To make it, you solely want 5 pantry staple elements: flour, salt, sugar, yeast, olive oil (and a pinch of endurance). I’ll admit: Regardless of having a culinary diploma, making bread is one thing I don’t do frequently; it tends to really feel like a cumbersome process that requires approach an excessive amount of planning and anticipation. (And people near me know that endurance isn’t precisely my advantage—I desire to whip collectively a tasty meal à la minute.)
That mentioned, my sheer obsession with bread made it attractive sufficient to do this recipe out, and boy, was it price it. This focaccia bread recipe takes now not than twoish hours to make and is totally dee-licious. Will I make it once more? Plain and easy: YES.
The right way to make a mini loaf pan focaccia with simply 5 pantry staple elements
Making a freshly baked loaf of bread is certainly rewarding, however the concept of getting to take action—and wait a number of hours in between rises—is often sufficient to kill the enjoyable… till now. The fantastic thing about this mini loaf pan focaccia recipe (you could find the total recipe on The Practical Kitchen’s website) is that it doesn’t take lengthy to make. It took me not more than slightly over two hours, and the bulk was hands-off. The secret is that you simply’re working in small batches (therefore the mini), making the entire course of a lot faster.
Step one is weighing out your elements. Professional tip: Use a meals scale to make your measurements as exact as potential and spare your self cleansing extra soiled utensils. In a small bowl positioned on high of a scale, I measured 120 grams of all-purpose flour, 5 grams of salt, and 5 grams of sugar (utilizing the tare function in between to keep away from having to do any form of math).
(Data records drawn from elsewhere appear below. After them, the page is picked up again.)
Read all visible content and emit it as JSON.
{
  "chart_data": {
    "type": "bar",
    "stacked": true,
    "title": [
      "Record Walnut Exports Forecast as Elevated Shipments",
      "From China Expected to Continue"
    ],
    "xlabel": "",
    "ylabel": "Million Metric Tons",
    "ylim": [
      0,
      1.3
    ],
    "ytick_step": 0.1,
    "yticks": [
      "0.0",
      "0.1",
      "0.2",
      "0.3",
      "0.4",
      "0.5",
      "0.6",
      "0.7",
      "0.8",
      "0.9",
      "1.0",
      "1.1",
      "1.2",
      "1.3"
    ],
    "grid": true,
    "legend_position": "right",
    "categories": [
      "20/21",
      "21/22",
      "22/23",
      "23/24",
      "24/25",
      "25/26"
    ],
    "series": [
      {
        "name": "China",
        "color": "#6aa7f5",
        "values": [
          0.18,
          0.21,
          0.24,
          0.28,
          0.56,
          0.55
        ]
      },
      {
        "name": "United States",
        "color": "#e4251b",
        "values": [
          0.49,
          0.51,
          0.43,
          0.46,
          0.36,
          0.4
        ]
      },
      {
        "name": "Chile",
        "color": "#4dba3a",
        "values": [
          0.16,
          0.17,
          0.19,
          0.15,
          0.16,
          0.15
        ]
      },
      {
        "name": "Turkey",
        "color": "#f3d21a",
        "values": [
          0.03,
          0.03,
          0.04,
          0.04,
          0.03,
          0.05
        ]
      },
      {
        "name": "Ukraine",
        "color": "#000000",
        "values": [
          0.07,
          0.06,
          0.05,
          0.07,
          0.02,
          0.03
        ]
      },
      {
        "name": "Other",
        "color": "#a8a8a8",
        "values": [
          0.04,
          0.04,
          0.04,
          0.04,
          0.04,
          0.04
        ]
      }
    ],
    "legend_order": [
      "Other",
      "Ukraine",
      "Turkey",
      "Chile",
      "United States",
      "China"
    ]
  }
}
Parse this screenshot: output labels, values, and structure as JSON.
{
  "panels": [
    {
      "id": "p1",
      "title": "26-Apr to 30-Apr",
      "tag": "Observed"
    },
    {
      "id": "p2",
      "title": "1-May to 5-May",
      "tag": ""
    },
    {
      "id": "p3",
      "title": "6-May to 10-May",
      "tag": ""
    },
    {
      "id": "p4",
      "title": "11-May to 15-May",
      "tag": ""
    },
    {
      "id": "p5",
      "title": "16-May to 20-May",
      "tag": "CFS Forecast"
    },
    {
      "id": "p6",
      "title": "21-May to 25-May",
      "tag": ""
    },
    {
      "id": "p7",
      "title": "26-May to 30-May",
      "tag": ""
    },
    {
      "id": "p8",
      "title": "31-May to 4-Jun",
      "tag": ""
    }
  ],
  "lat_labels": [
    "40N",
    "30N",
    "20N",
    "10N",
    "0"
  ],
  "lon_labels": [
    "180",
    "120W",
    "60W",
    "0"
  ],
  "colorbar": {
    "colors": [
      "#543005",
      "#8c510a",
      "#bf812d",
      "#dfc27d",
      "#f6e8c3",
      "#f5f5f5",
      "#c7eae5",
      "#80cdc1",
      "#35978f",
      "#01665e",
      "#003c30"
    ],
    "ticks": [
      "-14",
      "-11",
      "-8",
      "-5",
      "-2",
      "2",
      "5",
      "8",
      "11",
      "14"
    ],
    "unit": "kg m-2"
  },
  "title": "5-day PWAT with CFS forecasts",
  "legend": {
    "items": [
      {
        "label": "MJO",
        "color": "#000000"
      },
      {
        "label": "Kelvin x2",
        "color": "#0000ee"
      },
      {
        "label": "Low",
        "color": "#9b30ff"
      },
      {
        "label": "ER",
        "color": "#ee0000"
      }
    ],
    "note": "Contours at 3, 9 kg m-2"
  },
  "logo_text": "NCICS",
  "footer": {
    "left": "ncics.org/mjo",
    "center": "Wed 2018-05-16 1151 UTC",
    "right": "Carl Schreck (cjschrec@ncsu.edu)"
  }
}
I gave the dry elements a fast stir and proceeded to kind a small effectively within the middle. Then, I added 90 grams of lukewarm water and three grams of dry lively (prompt) yeast and let it bloom (aka activate the yeast) for nearly a minute. And lastly, I added 10 grams of olive oil on high of every part.
Up subsequent, the enjoyable half: mixing the dough. Utilizing a spoon, I gently mixed the elements till it shaped a shaggy dough ball (it was fairly sticky). At that time, I switched to utilizing a bowl scraper to gather any leftover bits from the perimeters till it shaped a extra unified and lump-free ball. I coated it with a clear kitchen towel and let it sit and rise for quarter-hour.
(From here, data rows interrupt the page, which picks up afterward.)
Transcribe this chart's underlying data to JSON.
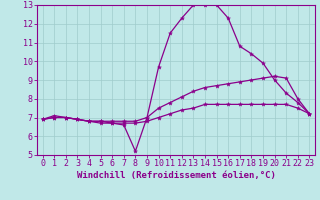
{
  "xlabel": "Windchill (Refroidissement éolien,°C)",
  "xlim": [
    -0.5,
    23.5
  ],
  "ylim": [
    5,
    13
  ],
  "xticks": [
    0,
    1,
    2,
    3,
    4,
    5,
    6,
    7,
    8,
    9,
    10,
    11,
    12,
    13,
    14,
    15,
    16,
    17,
    18,
    19,
    20,
    21,
    22,
    23
  ],
  "yticks": [
    5,
    6,
    7,
    8,
    9,
    10,
    11,
    12,
    13
  ],
  "bg_color": "#c0e8e8",
  "line_color": "#8b008b",
  "grid_color": "#a0cccc",
  "line1_y": [
    6.9,
    7.1,
    7.0,
    6.9,
    6.8,
    6.7,
    6.7,
    6.6,
    5.2,
    7.0,
    9.7,
    11.5,
    12.3,
    13.0,
    13.0,
    13.0,
    12.3,
    10.8,
    10.4,
    9.9,
    9.0,
    8.3,
    7.8,
    7.2
  ],
  "line2_y": [
    6.9,
    7.0,
    7.0,
    6.9,
    6.8,
    6.8,
    6.8,
    6.8,
    6.8,
    7.0,
    7.5,
    7.8,
    8.1,
    8.4,
    8.6,
    8.7,
    8.8,
    8.9,
    9.0,
    9.1,
    9.2,
    9.1,
    8.0,
    7.2
  ],
  "line3_y": [
    6.9,
    7.0,
    7.0,
    6.9,
    6.8,
    6.8,
    6.7,
    6.7,
    6.7,
    6.8,
    7.0,
    7.2,
    7.4,
    7.5,
    7.7,
    7.7,
    7.7,
    7.7,
    7.7,
    7.7,
    7.7,
    7.7,
    7.5,
    7.2
  ],
  "xlabel_fontsize": 6.5,
  "tick_fontsize": 6.0,
  "ylabel_fontsize": 6.0,
  "line_width": 0.9,
  "marker_size": 3.0
}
After ready, I carried out a model of the traditional baking method: slap-and-fold. I dampened my hand with water and scooped the dough into my palm, then slapped it down into the bowl and folded it away from my physique, repeating the method about six instances to assist strengthen the gluten within the dough. Then, I coated it with a towel and let it relaxation for an extra quarter-hour. (And repeated this the first step extra time.) However after the second time, as an alternative of masking the dough once more, I transferred it right into a mini loaf pan that I had beforehand greased with a beneficiant quantity of olive oil (roughly a tablespoon or two).
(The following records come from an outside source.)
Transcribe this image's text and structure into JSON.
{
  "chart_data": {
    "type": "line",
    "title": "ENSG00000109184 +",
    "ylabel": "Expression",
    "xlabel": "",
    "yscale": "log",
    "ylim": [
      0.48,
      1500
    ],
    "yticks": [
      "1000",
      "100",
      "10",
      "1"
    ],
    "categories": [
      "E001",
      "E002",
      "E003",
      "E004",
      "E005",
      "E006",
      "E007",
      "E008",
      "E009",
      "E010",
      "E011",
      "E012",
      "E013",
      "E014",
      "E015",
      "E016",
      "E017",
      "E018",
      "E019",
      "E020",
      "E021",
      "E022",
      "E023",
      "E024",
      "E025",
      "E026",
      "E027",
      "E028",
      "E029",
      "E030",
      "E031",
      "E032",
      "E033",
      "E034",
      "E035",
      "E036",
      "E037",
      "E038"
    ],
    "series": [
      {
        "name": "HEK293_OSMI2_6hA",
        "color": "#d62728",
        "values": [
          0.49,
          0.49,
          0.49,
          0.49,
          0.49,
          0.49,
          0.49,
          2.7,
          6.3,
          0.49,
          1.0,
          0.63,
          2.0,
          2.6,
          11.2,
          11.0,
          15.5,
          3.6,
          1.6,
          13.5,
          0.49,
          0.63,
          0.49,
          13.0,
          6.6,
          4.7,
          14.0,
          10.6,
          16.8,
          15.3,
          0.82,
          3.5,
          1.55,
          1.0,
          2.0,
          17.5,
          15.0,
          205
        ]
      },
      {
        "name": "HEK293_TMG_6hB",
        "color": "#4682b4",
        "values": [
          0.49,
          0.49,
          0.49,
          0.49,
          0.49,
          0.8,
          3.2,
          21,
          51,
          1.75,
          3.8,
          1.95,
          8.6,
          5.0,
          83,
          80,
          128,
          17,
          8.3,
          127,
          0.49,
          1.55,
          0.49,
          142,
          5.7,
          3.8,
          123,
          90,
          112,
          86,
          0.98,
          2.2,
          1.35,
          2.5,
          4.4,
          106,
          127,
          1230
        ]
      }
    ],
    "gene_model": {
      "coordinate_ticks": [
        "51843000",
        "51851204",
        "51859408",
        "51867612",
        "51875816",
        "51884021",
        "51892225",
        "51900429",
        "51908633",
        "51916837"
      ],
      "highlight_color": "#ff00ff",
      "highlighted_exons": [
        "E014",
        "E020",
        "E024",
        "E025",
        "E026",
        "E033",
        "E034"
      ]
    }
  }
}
I formed the dough within the pan with greased fingers, urgent it into the perimeters although it could retract as soon as I let go (which is regular). After this, I let it sit for an hour (coated) and waited till it about doubled in dimension, which made it additional broaden into the perimeters. As soon as prepared, I drizzled extra olive oil on high and dimpled the floor utilizing my fingertips, pushing the perimeters to fill the corners as greatest as potential. I then added a sprinkle of Italian seasoning and flaky sea salt for taste overtop earlier than baking it at 400°F for about 25 minutes.
After 25 minutes, I seen that the underside was browning far faster than the highest—although it was cooked all over. To stop it from burning on the underside, I switched the oven to the broiler setting, and maintaining a detailed eye, I cooked the loaf for a couple of minutes longer till the highest turned golden brown. As soon as prepared, I eliminated it from the pan and let it cool for about quarter-hour earlier than consuming.
Why I’m formally obsessive about this mini loaf pan focaccia recipe
The TL; DR? This focaccia recipe is just about foolproof and splendid for bakers at any degree of expertise. It’s past straightforward to make and requires elements you doubtless have already got available. Plus, the portion dimension is ideal for a fast snack.
Additionally essential: The most effective half about consuming bread is when it’s heat, steamy, and recent out of the oven, proper? The focaccia recipes I’ve made previously yield giant portions—like a half-sheet pan and larger. Which means that by the point I get round to consuming the final items, it’s doubtless misplaced its freshly-baked quality and might even begin to get stale. Nevertheless, a mini loaf this dimension ensures that it’ll be gone earlier than you recognize it.
Discover the total recipe on The Practical Kitchen’s website.